[Foundation-l] advertising craigslist

phoebe ayers phoebe.wiki at gmail.com
Tue Dec 15 22:00:44 UTC 2009


On Tue, Dec 15, 2009 at 10:58 AM, Michael Snow <wikipedia at verizon.net> wrote:
> geni wrote:
>> 2009/12/15 Michael Snow <wikipedia at verizon.net>:
>>
>>> That's a strangely limited notion of who has the capability to help -
>>> only people who are quantitatively more famous than us? For a project
>>> that's built around lots and lots of individual contributions (whether
>>> we're talking content, finances, or publicity), none of them especially
>>> huge in the overall scheme of things, it seems completely backwards to
>>> suggest that such things are useless if they don't dwarf what has
>>> already been achieved.
>>>
>> The argument was that it was his fame that was helpful and that it
>> rose to the level that we should overlook the obvious problem. If you
>> wish to take my comments out of that context I can't stop you but you
>> are attacking a strawman.
>>
> I don't see why it would be out of context, or attacking a straw man, to
> challenge this understanding of what fame entails, or how much is needed
> for it to be helpful. As it's been said about this interconnected age,
> most of us end up being famous for perhaps 15 people, and sometimes to a
> wider audience for 15 minutes. Clearly less than the overall fame of
> Wikipedia, yet when it comes to endorsements or testimonials, that has
> been a big part of achieving it, something marketers would call
> word-of-mouth or buzz. Fame is highly context-dependent, so both the
> magnitude and the usefulness vary with the circumstances. (That's part
> of the reason to test different fundraising approaches against each other.)

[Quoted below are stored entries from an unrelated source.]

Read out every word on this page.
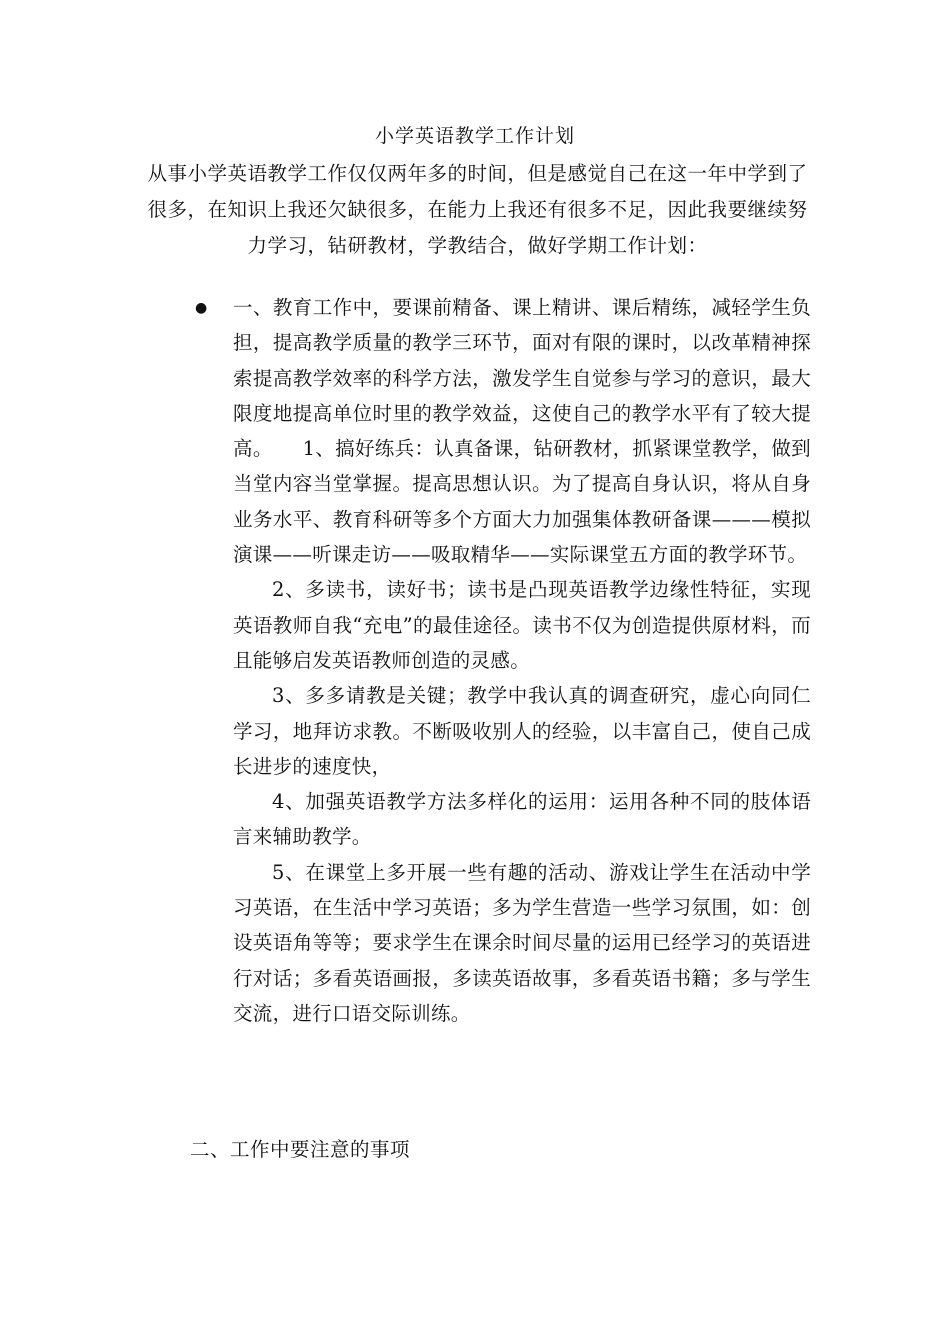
小学英语教学工作计划
从事小学英语教学工作仅仅两年多的时间，但是感觉自己在这一年中学到了很多，在知识上我还欠缺很多，在能力上我还有很多不足，因此我要继续努力学习，钻研教材，学教结合，做好学期工作计划：
● 一、教育工作中，要课前精备、课上精讲、课后精练，减轻学生负担，提高教学质量的教学三环节，面对有限的课时，以改革精神探索提高教学效率的科学方法，激发学生自觉参与学习的意识，最大限度地提高单位时里的教学效益，这使自己的教学水平有了较大提高。　　1、搞好练兵：认真备课，钻研教材，抓紧课堂教学，做到当堂内容当堂掌握。提高思想认识。为了提高自身认识，将从自身业务水平、教育科研等多个方面大力加强集体教研备课———模拟演课——听课走访——吸取精华——实际课堂五方面的教学环节。

2、多读书，读好书；读书是凸现英语教学边缘性特征，实现英语教师自我“充电”的最佳途径。读书不仅为创造提供原材料，而且能够启发英语教师创造的灵感。

3、多多请教是关键；教学中我认真的调查研究，虚心向同仁学习，地拜访求教。不断吸收别人的经验，以丰富自己，使自己成长进步的速度快，

4、加强英语教学方法多样化的运用：运用各种不同的肢体语言来辅助教学。

5、在课堂上多开展一些有趣的活动、游戏让学生在活动中学习英语，在生活中学习英语；多为学生营造一些学习氛围，如：创设英语角等等；要求学生在课余时间尽量的运用已经学习的英语进行对话；多看英语画报，多读英语故事，多看英语书籍；多与学生　交流，进行口语交际训练。

二、工作中要注意的事项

Indeed; and arguably Craig Newmark is much, much more famous in San
Francisco (where he's a local celeb) than he would be pretty much
anywhere else. That might be part of the issue here. If you know who
he is in the SF-tech-community-philanthropy context, it might strike
you as more of a clear use of his good name to generously support a
cool project. If you don't, it might look like more of a clear
advertisement for Craigslist.

Regardless this is basically the same debate we had over Virgin Unite
-- the name of any commercial organization (and probably any other
nonprofit organization, too, if we're honest with ourselves) being
displayed on the site provokes intense dislike and debate among a
large section of the community -- for various reasons, but mostly
summarized as we don't want to use the resources of Wikipedia to
advocate or advertise for another organization.